# non-functioning windshield washers?



## cdb09007 (Aug 7, 2013)

Regular Washer Fluid freezes really easily, especially when you go in for an oil change and they "top you off". It could be just some OEM crap that came with the car, or got topped off with. If it says "stands to -20*" that doesn't mean it will. The reservoir usually will be fine up to that, but the lines leading to the sprayers freeze much easier.


----------



## Robby (Mar 1, 2013)

States that rarely see freezing weather generally only have washer solvent with a bug softener mixed......freezes at 32f.

Dealers in those states fill the tank with that product......so if you operate in below freezing weather.....yep, it freezes.

Even if you added the -20 stuff......your tank holds approximatly one gallon so due to the intermix you still won't have maximum freeze protection.

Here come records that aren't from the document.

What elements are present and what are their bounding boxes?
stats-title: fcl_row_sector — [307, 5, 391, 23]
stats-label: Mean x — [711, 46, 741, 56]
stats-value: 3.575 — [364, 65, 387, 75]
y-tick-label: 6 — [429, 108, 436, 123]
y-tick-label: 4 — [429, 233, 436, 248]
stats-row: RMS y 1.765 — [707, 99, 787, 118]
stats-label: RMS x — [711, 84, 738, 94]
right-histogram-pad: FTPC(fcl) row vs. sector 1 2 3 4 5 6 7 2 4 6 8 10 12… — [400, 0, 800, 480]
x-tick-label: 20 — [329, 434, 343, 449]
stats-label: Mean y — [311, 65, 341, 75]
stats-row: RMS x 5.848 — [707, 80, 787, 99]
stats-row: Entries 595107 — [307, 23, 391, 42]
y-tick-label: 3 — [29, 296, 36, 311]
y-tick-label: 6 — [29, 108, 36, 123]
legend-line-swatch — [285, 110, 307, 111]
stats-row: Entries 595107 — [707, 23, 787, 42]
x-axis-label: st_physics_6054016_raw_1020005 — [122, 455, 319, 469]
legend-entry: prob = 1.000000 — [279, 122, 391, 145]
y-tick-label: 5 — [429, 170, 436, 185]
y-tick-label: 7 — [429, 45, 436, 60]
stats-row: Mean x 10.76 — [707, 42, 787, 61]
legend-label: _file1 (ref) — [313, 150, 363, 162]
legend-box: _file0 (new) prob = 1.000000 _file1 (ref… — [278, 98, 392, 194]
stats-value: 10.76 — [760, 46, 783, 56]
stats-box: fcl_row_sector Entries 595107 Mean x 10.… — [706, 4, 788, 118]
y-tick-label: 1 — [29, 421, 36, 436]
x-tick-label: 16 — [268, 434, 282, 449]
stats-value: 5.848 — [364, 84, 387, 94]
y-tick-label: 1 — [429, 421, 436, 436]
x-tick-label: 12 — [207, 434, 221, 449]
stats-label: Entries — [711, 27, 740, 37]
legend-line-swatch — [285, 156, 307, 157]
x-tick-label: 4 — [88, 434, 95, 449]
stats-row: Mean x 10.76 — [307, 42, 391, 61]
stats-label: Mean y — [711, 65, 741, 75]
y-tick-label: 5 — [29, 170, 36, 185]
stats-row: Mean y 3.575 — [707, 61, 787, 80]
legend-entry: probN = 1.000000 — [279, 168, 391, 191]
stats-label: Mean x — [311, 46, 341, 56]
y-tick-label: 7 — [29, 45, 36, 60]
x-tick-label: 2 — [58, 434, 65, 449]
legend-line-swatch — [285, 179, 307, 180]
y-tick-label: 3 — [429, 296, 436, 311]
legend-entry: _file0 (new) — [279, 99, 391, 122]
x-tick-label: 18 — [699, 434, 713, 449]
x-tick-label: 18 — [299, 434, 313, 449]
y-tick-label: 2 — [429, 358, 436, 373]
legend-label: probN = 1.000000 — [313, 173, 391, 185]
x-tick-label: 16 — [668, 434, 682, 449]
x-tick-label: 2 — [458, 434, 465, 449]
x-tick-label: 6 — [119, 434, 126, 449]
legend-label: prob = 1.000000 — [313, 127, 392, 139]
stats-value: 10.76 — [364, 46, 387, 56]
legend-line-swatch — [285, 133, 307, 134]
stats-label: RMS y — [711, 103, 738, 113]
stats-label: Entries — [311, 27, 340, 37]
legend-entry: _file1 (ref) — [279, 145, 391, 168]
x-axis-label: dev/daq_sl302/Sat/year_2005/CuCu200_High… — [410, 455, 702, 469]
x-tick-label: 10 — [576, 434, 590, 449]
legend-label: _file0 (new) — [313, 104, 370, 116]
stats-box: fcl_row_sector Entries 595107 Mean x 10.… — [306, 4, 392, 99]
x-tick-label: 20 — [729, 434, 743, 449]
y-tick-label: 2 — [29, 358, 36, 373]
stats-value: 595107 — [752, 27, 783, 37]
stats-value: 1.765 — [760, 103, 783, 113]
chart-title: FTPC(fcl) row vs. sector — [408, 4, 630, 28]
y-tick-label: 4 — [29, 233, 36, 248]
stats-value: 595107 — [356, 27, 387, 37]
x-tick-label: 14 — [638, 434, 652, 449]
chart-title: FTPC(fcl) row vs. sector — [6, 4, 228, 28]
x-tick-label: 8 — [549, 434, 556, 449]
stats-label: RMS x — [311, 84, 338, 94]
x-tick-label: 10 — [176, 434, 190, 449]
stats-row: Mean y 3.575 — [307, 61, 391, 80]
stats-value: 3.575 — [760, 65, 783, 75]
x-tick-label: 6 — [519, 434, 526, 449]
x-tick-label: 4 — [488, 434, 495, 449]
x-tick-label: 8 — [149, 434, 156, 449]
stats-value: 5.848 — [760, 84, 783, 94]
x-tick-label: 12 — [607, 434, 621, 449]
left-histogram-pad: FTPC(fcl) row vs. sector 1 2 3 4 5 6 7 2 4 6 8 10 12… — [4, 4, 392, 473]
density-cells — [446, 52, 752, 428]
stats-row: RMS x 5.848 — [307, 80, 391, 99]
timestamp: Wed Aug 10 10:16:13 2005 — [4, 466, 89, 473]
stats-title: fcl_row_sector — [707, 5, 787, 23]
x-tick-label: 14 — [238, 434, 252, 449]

The tank is inside the left front fender.....no engine heat migrates to that area......let the car sit in a above freezing area overnight.....if it then works, hold the button down and pump it out......start over with the -20 stuff.

Rob


----------



## diesel (Jun 8, 2013)

I've never had any issues like this in the 20 months I've owned the car, temps down below 0F and sitting outside.


----------



## revjpeterson (Oct 2, 2013)

It sounds like frozen lines to me. I know even the stuff that the dealers and oil change places here in Iowa put in isn't good enough for the low temps we sometimes get. I always buy a jug of the -35 degree stuff and top off before my oil change so that I make sure I've got purely the good stuff in and not the stuff that's going to freeze on me. I've even had the -35 fluid freeze on me at about -15 or -20.


----------



## Cruzator (Dec 31, 2014)

I had the same thing happen to mine when it got cold. The car had been on the lot since July. The alcohol in the windshield washer fluid, most likely had evaporated. I did top mine off with some fresh stuff. That seemed to solve the problem. I know the protection level is still very diluted, until I get more used up and filled with fresh fluid.


----------



## icecube58 (Jan 16, 2015)

thanks everyone..terrific response; v. helpful


----------



## Merc6 (Jun 8, 2013)

Yep, dealer top off for me in Cleveland was bad. Same goes for my moms truck when her dealer fills it. Rain X orange or the purple Windex seemed to be the best for winter conditions. Don't use the Rain X bottle that is intended to mix 4 oz with generic washer fluid with the Windex. It leaves a hazy film on the window for quite a bit.


----------



## Barefeet (Jan 1, 2014)

I wonder if the freezing occurs first at the spray nozzles. Alcohol will evaporate from the open nozzle, also rain and or snow could enter the nozzle making it freeze quickly. The nozzles are subject to the coldest air without any protection from the engine compartment. I try to use the washers more frequently in cold weather to keep fresh fluid flowing thru the system.


----------